First, Christ’s humanity needed teaching. We are not here speaking of Christ’s divine mind – which was all-knowing. We are speaking of His finite and limited human mind. He was not born with perfect knowledge of everything. There were things He did not know – even divine things (Mark 13:32).
Second, Christ grew in knowledge (Luke 2:40). As He aged and matured, He also developed in His knowledge and understanding.
Third, Christ learned by listening, reading, and studying. Although there were undoubtedly times when the Holy Spirit revealed truth directly to His human mind, He usually learned in the normal human way – by listening, reading, etc.
Fourth, Christ’s most important source of knowledge was the Old Testament. The Old Testament was Christ’s most important book. His knowledge of it came to Him through His mother’s teaching, His own reading, and His hearing it read and preached in the synagogue.
Fifth, Christ knew the Old Testament better than anyone ever did. In His short time on this earth he studied it more effectively and with more understanding than anyone before or since. Christopher Wright has thought deeply and written beautifully about this area of Christ’s life, and introduces his own insights with this thought-provoking passage:
In the midst of the many intrinsically fascinating reasons why Old Testament study is so rewarding, the most exciting to me is the way it never fails to add new depths to my understanding of Jesus. I find myself aware that in reading the Hebrew scriptures I am handling something that gives me a closer common link with Jesus than any archaeological artefact could do. For these are the words he read. These were the stories he knew. These were the songs he sang. These were the depths of wisdom and revelation and prophecy that shaped his whole view of “life, the universe and everything”. This is where he found his insights into the mind of his Father God. Above all, this is where he found the shape of his own identity and the goal of his own mission. In short, the deeper you go into understanding the Old Testament, the closer you come to the heart of Jesus. (After all, Jesus never actually read the New Testament!). 
Sixth, Jesus knew everything he needed to know and never forgot anything he should have remembered. His sinlessness protected him from foolish, lazy, or sinful ignorance.

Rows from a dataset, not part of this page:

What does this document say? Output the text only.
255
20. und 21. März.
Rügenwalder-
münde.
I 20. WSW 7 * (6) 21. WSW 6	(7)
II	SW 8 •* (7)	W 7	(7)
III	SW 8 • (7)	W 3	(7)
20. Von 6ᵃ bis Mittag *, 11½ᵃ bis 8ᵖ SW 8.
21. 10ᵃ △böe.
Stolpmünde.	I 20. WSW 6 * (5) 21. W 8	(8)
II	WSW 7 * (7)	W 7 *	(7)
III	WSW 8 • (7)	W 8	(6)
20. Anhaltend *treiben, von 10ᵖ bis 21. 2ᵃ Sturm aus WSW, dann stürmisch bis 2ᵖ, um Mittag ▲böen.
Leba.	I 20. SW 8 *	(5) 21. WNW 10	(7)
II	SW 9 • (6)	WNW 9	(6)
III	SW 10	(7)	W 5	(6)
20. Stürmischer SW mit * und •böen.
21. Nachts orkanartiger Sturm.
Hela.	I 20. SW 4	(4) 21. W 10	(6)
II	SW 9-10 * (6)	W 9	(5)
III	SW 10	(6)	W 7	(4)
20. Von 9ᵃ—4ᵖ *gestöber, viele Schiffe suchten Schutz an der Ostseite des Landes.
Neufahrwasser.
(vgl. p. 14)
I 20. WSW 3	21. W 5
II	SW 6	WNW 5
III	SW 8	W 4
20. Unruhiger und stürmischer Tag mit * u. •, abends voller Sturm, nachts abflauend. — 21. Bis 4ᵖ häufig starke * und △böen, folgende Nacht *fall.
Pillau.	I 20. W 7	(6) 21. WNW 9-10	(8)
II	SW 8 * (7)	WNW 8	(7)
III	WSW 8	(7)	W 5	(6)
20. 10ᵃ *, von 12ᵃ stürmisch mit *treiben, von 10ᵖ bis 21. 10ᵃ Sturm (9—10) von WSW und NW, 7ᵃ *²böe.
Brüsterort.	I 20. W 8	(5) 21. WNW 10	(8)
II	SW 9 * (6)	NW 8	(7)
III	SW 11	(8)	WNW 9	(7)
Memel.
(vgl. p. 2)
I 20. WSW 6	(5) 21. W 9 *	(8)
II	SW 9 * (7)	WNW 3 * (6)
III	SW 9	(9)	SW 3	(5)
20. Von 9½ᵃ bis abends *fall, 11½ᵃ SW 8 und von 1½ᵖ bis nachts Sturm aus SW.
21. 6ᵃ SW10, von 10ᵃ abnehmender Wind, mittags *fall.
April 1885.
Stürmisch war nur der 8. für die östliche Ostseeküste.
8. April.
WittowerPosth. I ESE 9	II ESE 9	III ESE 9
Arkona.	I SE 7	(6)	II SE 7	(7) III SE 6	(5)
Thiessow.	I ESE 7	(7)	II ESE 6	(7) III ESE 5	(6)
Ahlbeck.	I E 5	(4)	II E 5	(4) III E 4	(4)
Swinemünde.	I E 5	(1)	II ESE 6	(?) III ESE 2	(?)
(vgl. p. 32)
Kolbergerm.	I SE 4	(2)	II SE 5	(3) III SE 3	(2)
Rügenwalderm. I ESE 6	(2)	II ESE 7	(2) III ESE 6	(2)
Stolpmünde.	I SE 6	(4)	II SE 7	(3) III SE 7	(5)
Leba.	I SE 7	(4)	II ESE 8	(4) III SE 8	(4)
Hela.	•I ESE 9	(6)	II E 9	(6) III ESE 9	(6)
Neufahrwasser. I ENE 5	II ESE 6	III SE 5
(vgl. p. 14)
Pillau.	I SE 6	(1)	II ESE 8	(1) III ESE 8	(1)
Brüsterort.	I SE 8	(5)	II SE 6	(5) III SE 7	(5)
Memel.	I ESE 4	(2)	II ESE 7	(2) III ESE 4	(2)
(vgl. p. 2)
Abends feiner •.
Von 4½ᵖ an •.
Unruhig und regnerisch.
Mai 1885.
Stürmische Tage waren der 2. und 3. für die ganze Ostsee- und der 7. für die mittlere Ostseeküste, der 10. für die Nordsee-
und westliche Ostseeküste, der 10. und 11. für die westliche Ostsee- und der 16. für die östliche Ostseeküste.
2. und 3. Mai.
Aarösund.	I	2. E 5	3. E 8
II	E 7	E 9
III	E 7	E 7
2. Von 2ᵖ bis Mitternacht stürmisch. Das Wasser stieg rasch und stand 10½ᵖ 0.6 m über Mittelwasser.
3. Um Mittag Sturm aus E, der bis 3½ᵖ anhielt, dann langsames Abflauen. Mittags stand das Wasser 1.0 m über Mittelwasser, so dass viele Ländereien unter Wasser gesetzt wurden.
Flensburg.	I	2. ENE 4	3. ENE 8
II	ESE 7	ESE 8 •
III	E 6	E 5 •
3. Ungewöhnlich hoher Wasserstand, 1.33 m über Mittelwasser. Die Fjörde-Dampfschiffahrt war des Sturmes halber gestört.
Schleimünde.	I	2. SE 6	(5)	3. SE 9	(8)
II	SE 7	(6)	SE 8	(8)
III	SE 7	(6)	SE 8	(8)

Many mysteries remain in this area of what Christ knew and how He learned. For example, what effect did the fact that Christ inspired the Old Testament have on His human knowledge of the Scriptures? How much did Christ learn directly, via the ministry of the Spirit? Did His human mind ever “access” His divine mind? etc.
However, whatever answers we suggest, we must jealously guard the normal ordinariness of Christ’s maturing humanity.
In his comments on Luke 2:52, John Macarthur wrote: “Luke is saying that every aspect of Jesus’ development into full manhood (intellectually, spiritually, and socially) was ordinary not extraordinary…His conscious mind was therefore subject to the normal limitations of human finitude. In other words, as Luke says here, Jesus truly learned things. Although He knew everything exhaustively and omnisciently as God, He did not always maintain full awareness of everything in his human consciousness. The questions He asked those rabbis were part of the learning process, not some backhanded way of showing the rabbis up. He was truly learning from them and processing what they taught him.” 
Tomorrow we’ll look at some of the specifics of how and what Christ learned.
 Christopher Wright, Knowing Jesus through the Old Testament (Downer’s Grove: IVP, 1992) Preface, ix.
 John Macarthur, The Jesus you can’t ignore (Nashville: Thomas Nelson, 2008), 29.